First, make it easier for older nurses to stay employed as long as possible. This means ergonomic improvements to the workplace — lifting devices, equipment that minimizes reaching and bending over, and eliminating systems that are poorly designed. “All these little things are relatively straightforward to correct and not very costly, but they’re very important for nurses,” Buerhaus explained. “About 30 percent to 40 percent of nurses suffer musculoskeletal injuries each year, and with the obese population growing, that’s increasing the wear and tear on this workforce. We have a great stock of older nurses, and we need to keep them in place as long as possible. You don’t want them all to bail out once the recession gets better. You want at least some of them thinking, it’s nice to be back.”

Second, fill the pipeline with younger nurses.

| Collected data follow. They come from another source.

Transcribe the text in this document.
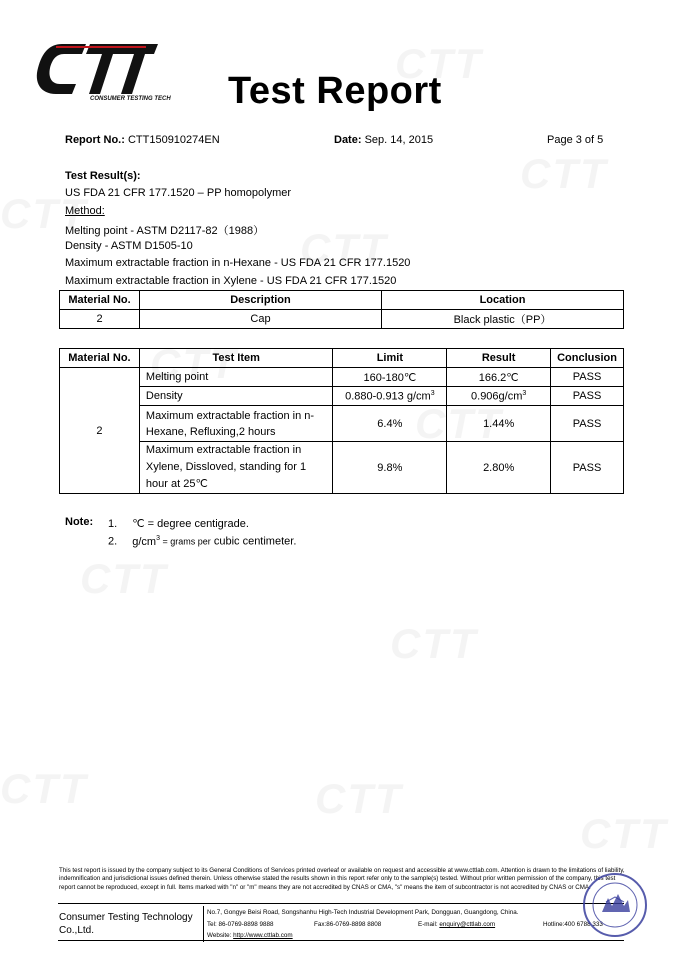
CONSUMER TESTING TECH Test Report
Report No.: CTT150910274EN	Date: Sep. 14, 2015	Page 3 of 5
Test Result(s):
US FDA 21 CFR 177.1520 – PP homopolymer
Method:
Melting point - ASTM D2117-82（1988）
Density - ASTM D1505-10
Maximum extractable fraction in n-Hexane - US FDA 21 CFR 177.1520
Maximum extractable fraction in Xylene - US FDA 21 CFR 177.1520
Material No.	Description	Location
2	Cap	Black plastic（PP）
Material No.	Test Item	Limit	Result	Conclusion
2	Melting point	160-180℃	166.2℃	PASS
	Density	0.880-0.913 $g/cm^3$	$0.906g/cm^3$	PASS
	Maximum extractable fraction in n-Hexane, Refluxing,2 hours	6.4%	1.44%	PASS
	Maximum extractable fraction in Xylene, Dissloved, standing for 1 hour at 25℃	9.8%	2.80%	PASS
Note: 1. ℃ = degree centigrade.
2. $g/cm^3$ = grams per cubic centimeter.
This test report is issued by the company subject to its General Conditions of Services printed overleaf or available on request and accessible at www.cttlab.com. Attention is drawn to the limitations of liability, indemnification and jurisdictional issues defined therein. Unless otherwise stated the results shown in this report refer only to the sample(s) tested. Without prior written permission of the company, this test report cannot be reproduced, except in full. Items marked with "n" or "m" means they are not accredited by CNAS or CMA, "s" means the item of subcontractor is not accredited by CNAS or CMA.
Consumer Testing Technology Co.,Ltd.
No.7, Gongye Beisi Road, Songshanhu High-Tech Industrial Development Park, Dongguan, Guangdong, China.
Tel: 86-0769-8898 9888	Fax:86-0769-8898 8808	E-mail: enquiry@cttlab.com	Hotline:400 6788 333
Website: http://www.cttlab.com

This is a huge problem: For years, qualified nursing applicants have been turned away because schools didn’t have the space, the faculty and the budget for them. “We’re turning away the very people we need to replace this workforce,” Buerhaus pointed out.
Locally, Georgetown University Medical Center’s nationally ranked nursing school is doing its part to prime the pipeline with new scholarships and job programs. Last year, it launched a 16-month accelerated second-degree program in nursing, open to college graduates with a bachelor’s degree or higher in another field. The $2 million program, a partnership with Washington Hospital Center (WHC), offers an 80 percent tuition scholarship and aims to provide WHC with some 200 nurses over the next several years.

Will programs like these be enough? It’s hard to talk about spending more public money in these tight economic times, but Buerhaus doesn’t think the market alone will help open up the capacity of nursing education, and proposes government support — with strings. “If we need to subsidize schools financially, they should be at risk,” he said. “We’ll give you money, but you’ve got to do a much better job with quality and safety in your curriculum. And tie subsidies to things like educating more nurses who can deal with geriatrics, a huge coming issue where the schools are not doing well, and educating more men and Hispanics, underrepresented groups in nursing.”

If both of these issues are addressed, then the looming nursing shortage might be defused, according to Buerhaus. “If we could get the pipeline expanded, maybe by the time the recession ends and people start to leave again, we may have a larger new pool of qualified, talented nurses entering the workforce at just the right time.”

Gina Shaw is the medical writer for The Washington Diplomat.